So as a way to celebrate the vaster ecosystem of film photography that the graphic arts represent, I'd like to invite all of you who had experience with the analogue processes to share your experience and explain to the young ones what it meant to prepare halftone reproductions, color separation plates, etc, before the advent of CTP or RIP.
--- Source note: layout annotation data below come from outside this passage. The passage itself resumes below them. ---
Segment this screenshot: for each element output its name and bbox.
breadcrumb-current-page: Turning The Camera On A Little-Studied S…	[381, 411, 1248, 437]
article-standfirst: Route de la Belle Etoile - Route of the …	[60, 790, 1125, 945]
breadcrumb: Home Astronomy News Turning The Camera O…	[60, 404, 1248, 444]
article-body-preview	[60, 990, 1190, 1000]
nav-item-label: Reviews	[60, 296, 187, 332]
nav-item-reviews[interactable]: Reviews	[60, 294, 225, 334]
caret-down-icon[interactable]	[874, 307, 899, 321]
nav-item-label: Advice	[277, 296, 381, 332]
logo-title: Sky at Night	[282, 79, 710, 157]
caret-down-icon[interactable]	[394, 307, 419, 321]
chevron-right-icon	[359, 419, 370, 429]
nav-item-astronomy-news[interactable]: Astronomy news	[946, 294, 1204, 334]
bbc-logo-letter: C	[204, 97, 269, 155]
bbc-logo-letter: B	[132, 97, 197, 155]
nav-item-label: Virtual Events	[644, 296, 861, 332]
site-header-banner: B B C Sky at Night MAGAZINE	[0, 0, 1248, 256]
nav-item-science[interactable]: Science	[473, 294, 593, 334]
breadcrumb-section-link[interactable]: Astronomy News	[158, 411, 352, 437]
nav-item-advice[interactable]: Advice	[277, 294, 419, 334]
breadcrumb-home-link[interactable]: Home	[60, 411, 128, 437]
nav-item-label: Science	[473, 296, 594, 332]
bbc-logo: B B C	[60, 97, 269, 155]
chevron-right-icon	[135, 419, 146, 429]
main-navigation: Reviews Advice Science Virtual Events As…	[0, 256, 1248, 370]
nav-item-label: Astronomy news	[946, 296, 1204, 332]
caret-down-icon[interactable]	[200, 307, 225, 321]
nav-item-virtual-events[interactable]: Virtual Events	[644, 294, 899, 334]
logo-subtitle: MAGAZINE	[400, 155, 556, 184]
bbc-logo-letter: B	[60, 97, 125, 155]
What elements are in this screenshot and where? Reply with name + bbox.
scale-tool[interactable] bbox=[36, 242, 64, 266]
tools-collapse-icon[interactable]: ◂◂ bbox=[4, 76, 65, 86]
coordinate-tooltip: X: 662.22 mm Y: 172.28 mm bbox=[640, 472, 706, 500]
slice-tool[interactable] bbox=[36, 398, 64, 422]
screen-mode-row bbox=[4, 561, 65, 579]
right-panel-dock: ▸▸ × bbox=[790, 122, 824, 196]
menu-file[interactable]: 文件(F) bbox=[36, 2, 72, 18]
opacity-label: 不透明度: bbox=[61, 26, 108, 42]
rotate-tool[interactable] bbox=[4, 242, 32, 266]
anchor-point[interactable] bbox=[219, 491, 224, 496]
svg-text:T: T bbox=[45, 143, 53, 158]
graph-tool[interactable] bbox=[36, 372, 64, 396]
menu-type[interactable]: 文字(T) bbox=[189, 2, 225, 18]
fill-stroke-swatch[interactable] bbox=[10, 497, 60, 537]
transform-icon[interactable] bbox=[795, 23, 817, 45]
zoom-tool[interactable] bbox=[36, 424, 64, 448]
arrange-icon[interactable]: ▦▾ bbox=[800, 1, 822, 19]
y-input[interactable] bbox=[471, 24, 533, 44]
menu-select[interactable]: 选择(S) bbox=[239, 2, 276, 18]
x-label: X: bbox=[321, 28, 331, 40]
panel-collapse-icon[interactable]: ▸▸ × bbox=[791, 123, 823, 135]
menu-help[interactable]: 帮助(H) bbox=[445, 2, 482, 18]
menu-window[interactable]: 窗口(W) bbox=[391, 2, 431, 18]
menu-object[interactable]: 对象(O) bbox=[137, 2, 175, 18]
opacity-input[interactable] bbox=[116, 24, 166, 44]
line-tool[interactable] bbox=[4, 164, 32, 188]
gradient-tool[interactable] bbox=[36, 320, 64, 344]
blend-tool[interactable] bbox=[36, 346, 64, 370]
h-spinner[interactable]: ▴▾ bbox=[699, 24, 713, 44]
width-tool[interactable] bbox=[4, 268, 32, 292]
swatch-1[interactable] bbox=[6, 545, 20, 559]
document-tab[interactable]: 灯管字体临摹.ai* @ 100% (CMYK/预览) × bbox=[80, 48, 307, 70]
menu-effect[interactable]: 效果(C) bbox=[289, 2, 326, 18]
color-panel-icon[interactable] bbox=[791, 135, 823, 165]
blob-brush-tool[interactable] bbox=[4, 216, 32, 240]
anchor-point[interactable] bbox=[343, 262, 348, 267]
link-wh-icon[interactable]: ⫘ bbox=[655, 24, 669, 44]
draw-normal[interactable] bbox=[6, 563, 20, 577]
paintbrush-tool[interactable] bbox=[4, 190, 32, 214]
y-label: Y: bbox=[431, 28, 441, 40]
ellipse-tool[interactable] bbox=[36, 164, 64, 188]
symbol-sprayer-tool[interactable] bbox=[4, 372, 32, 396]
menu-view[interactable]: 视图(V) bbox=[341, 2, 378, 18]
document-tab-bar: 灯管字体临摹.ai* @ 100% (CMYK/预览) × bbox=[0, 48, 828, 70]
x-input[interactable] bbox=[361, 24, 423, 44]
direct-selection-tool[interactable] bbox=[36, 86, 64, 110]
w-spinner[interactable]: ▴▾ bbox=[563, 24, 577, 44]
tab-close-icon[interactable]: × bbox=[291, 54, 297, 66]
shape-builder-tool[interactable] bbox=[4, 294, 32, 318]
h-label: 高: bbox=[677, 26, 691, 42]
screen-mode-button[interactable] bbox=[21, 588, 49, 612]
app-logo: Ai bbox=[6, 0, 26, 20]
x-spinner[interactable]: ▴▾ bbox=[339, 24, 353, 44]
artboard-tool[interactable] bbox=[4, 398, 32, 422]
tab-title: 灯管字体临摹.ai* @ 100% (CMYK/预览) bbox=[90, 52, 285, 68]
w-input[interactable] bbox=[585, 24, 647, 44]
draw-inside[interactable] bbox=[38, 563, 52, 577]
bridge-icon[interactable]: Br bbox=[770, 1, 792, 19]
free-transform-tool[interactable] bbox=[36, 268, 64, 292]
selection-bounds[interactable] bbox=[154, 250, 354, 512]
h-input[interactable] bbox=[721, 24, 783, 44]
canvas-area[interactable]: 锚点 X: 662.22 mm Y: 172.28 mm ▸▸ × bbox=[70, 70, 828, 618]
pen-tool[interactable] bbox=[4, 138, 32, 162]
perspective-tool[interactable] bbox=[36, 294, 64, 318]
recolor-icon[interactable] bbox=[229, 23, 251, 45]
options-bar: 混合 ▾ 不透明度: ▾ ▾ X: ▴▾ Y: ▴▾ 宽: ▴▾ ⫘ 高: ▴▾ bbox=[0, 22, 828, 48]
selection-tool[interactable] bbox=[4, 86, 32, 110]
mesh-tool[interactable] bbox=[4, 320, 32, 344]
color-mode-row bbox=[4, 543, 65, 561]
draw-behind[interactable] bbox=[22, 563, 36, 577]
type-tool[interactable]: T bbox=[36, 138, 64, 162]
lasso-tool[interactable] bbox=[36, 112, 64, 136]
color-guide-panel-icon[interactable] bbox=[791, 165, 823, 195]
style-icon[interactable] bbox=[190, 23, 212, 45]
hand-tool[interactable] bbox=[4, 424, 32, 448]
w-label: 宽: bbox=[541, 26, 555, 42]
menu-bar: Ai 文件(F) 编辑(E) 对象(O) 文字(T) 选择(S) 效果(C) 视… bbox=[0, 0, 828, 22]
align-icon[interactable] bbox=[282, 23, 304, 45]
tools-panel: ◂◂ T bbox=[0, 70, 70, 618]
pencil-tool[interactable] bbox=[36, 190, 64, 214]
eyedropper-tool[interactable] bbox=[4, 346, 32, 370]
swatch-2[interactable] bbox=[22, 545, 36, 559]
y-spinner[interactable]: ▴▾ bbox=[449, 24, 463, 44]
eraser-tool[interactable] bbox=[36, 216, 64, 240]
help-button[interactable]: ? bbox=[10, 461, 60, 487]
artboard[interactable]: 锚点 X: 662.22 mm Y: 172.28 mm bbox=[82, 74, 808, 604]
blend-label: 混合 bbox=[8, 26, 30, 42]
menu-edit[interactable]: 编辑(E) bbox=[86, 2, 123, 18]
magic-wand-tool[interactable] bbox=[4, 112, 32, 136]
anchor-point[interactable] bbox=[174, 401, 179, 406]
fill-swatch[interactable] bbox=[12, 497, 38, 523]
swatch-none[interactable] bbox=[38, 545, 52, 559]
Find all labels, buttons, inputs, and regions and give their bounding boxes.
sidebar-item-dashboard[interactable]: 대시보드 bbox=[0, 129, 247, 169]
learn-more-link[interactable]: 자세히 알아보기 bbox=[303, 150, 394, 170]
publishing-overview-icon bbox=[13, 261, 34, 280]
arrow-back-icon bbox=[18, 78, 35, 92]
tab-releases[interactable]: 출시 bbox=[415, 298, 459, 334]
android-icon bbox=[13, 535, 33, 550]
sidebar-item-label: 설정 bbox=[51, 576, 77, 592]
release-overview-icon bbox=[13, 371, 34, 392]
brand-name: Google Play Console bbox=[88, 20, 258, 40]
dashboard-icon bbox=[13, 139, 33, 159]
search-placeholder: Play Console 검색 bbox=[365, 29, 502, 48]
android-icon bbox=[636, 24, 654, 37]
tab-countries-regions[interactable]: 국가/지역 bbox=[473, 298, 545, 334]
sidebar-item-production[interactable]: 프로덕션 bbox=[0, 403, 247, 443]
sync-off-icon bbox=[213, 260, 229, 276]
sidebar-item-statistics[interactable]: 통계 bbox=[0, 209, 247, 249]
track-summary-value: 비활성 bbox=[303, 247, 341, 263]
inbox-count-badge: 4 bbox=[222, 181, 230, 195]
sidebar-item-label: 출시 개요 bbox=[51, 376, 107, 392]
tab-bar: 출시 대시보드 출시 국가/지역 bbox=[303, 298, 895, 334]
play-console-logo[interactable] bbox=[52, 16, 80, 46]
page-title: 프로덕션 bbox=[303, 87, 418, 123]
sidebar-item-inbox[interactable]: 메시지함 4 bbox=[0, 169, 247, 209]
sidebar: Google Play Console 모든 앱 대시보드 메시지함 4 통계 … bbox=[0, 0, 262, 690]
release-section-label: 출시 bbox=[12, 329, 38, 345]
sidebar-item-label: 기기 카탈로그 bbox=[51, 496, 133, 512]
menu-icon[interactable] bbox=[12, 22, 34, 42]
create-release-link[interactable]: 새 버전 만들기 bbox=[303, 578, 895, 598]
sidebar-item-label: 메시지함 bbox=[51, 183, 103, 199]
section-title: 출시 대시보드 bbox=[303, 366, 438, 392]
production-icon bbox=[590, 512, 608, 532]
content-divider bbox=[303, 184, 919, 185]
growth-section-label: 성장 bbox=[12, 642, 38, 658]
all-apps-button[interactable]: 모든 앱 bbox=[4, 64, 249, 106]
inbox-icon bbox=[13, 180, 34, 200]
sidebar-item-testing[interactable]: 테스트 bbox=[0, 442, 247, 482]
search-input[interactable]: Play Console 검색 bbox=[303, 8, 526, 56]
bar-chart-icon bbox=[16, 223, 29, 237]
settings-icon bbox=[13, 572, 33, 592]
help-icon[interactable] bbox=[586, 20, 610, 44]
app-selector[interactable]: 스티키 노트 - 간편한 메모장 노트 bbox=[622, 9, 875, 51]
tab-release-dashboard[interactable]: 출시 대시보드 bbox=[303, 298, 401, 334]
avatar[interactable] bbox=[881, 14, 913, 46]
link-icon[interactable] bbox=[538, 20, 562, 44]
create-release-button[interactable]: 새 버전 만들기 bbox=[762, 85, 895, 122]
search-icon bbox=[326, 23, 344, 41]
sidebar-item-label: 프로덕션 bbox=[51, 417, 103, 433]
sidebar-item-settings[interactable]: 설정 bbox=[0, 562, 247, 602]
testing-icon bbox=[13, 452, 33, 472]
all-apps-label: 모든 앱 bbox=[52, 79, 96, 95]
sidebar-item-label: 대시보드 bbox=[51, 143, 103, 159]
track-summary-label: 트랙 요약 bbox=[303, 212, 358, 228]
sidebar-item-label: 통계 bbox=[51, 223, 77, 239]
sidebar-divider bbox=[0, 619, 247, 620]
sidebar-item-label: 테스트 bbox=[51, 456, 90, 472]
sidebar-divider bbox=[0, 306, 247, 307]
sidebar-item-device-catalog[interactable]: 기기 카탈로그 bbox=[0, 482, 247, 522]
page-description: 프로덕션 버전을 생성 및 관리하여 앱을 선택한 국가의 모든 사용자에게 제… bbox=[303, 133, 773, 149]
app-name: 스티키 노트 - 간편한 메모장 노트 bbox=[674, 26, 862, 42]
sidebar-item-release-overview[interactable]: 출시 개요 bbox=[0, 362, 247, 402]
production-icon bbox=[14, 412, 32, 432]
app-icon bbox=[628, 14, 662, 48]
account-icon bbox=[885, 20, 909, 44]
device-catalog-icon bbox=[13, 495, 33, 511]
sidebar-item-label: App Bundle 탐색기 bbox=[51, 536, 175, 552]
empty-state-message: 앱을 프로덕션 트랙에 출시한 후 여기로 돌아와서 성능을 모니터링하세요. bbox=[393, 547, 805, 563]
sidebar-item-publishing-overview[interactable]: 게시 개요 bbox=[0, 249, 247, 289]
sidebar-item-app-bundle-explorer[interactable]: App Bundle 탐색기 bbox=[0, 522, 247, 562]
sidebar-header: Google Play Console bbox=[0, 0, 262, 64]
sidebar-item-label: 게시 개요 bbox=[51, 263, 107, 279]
In 1969, at the age of 19, having tried and loathed office work, I got a photographic traineeship with the British Ministry of Technology in Chiselhurst, Kent, UK and made friends with a 16x20" Littlejohn process camera, which, typically of its ilk, was a giant wooden camera running on a set of rails about 20 feet long, at one end of which was a pivoting copyboard (glass plus pressure pad) about six feet square. The first hazard to negotiate was the four exposed carbon arcs used for lighting, each was rated at 30 amps, 120 V DC, and had the intrinsic feature of DC that, if you were to touch one with the palm of your hand, your hand would close over the carbon rod, you would not be able to let go, and you would be toast! The old guy I was working with used to lick the end of his finger and tap the rods if they refused to strike (light up), I found a plastic ruler safer! Every now and again, I had to do the rounds of the lights with a tube wrench and a tin bucket, unscrewing the clamps and allowing the stub residues of the burnt-out carbon rods to fall into the bucket before replacing the rods (which were about 15" long when new and burned down to about 2", with the need for regular resetting).
The camera had a single film/plate holder, this was permanently fitted with a sheet of plate glass coated with non-drying adhesive to which sheets of 16x20" film (Kodalith 3) were attached. For simple line copying, I would expose anything up to 20 sheets of film and then process them all at once in a deep dish - the resulting splashes rotted away my lab coat in an average of 4 weeks! For critical work, the lab bench had a built-in red safelight panel also 16x20", with clear perspex dishes development could be carried out by inspection. Half-tone dot negatives were made using a glass dot screen (as I recall, we used 80 dpi mostly, we also had a 120 dpi screen), this was clipped inside the back of the camera and moved back by a lever to come into contact with the film once the filmholder had been attached and the "roller-blind" sheath had been pulled back. It was some time before I was allowed to fit or remove the screen, which was treated like a holy relic!
I sometimes wish I had a wooden process camera as an ornament, otherwise I really don't miss them (or the quite outrageous health risks by modern standards) at all!